Inverse CDF for generating random points from U[0,1]

Question

I read online that:

"The inverse CDF technique for generating a random sample uses the fact that a continuous CDF, F, is a one-to-one mapping of the domain of the CDF into the interval (0,1).

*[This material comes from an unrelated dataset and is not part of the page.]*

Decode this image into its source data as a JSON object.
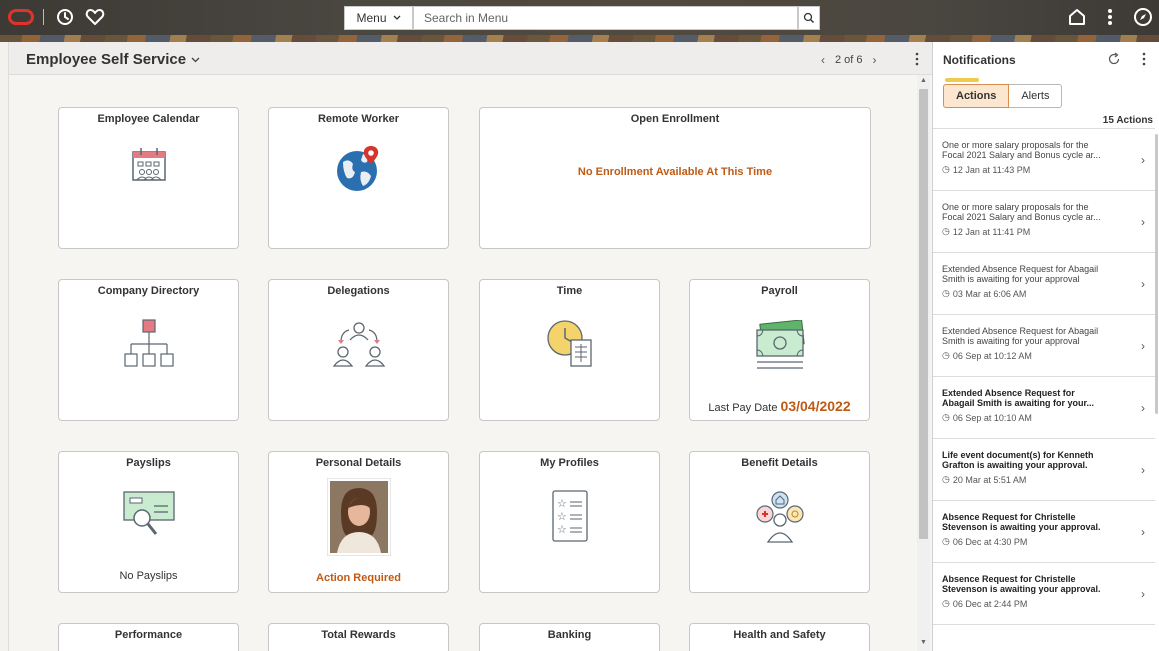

Therefore, if U is a uniform random variable on (0,1), then X = F–1(U) has the distribution F."

From: Article

But I'm failig to undertand this, in the specific case that I have:

$\displaystyle F_{X}( x) =\frac{e^{x}}{1+e^{x}}$, and therefore $\displaystyle F^{-1}_{X}( x) =\log\frac{x}{1-x}$.

From the derativate I was able to get the PDF: $\displaystyle f_{X}( x) =\frac{e^{x}}{\left( 1+e^{x}\right)^{2}}$.

How are the two functions mapping one-to-one?

If I have a random point generator $\displaystyle U$ between $\displaystyle [ 0,1]$. How exactly should I be able to generate a random point in $\displaystyle f_{X}( x)$? This is what I'm not getting, like what should I do exactly, and why it works.

Answer 1

With $U\sim \mathcal{U}(0,1)$, you have $\log \frac{U}{1-U} \sim \mathrm{logistic}(0,1)$. That is, you generate $U$ from a uniform on unit interval, transform it according to $\log \frac{U}{1-U}$, to obtain a random draw from a standard logistic distribution.

Answer 2

WHY IT WORKS (more mind map than a real demo)

X is a random variable according to the CDF F(X) means that $P(X\leq x)=F_X(x)$. Let's introduce $u=F_X(x)$, and try to identify the corresponding distribution.

By assuming $F_X$ is strictly increasing (not always the case in case of "steps distribution") $$X \leq x \Leftrightarrow F_X(X) \leq F_X(x) \Leftrightarrow U \leq u$$

Then, $$P(U \leq u) = P(X \leq x)$$ By using $t=F_X(s)$ variable change, inducing $dt=f_X(s)ds$ $$P(U \leq u) = \int_{-\infty}^{x}f_X(s)ds=\int_{F_X(-\infty)=0}^{F_X(x)=u}1dt$$ Note: it's still working even in case of finite boundaries for X.

So, if X is randomly distributed according to the CDF $F_X$, then $U=F_X(X)$ is distributed according to a uniform distribution between $[0,1]$.

You can have exactly the symetric process from U a standard uniform distribution variable, and $X=F^{-1}_X(U)$: $$U \leq u \Leftrightarrow F_X^{-1}(U) \leq F_X^{-1}(u) \Leftrightarrow X \leq x$$ With $s=F^{-1}_X(t)$, $ds= \frac{dt}{f_X(F_X^{-1}(t))}$: $$P(X \leq x)=P(U \leq u)=\int_0^u1dt=\int_{F_X^{-1}(0)}^{F_X^{-1}(u)=x}f_X(F_X^{-1}(t))ds=\int_{F_X^{-1}(0)}^{F_X^{-1}(u)=x}f_X(s)ds$$

So you can see that if X is randomly distributed according to the strictly increasing CDF $F_X$, then $U=F_X(X)$ is uniformaly distributed in between $[0,1]$ and reciprocally.

So if you are able to identify the analytical $F_X^{-1}$ equation for any $F_X$ stricly increasing, you simply have to generate a random variable U according to a standard uniform distribution (e.g. between $[0,1]$), and then compute $X= F_X^{-1}(U)$. This new X variable will be distributed according to the CDF $F_X$.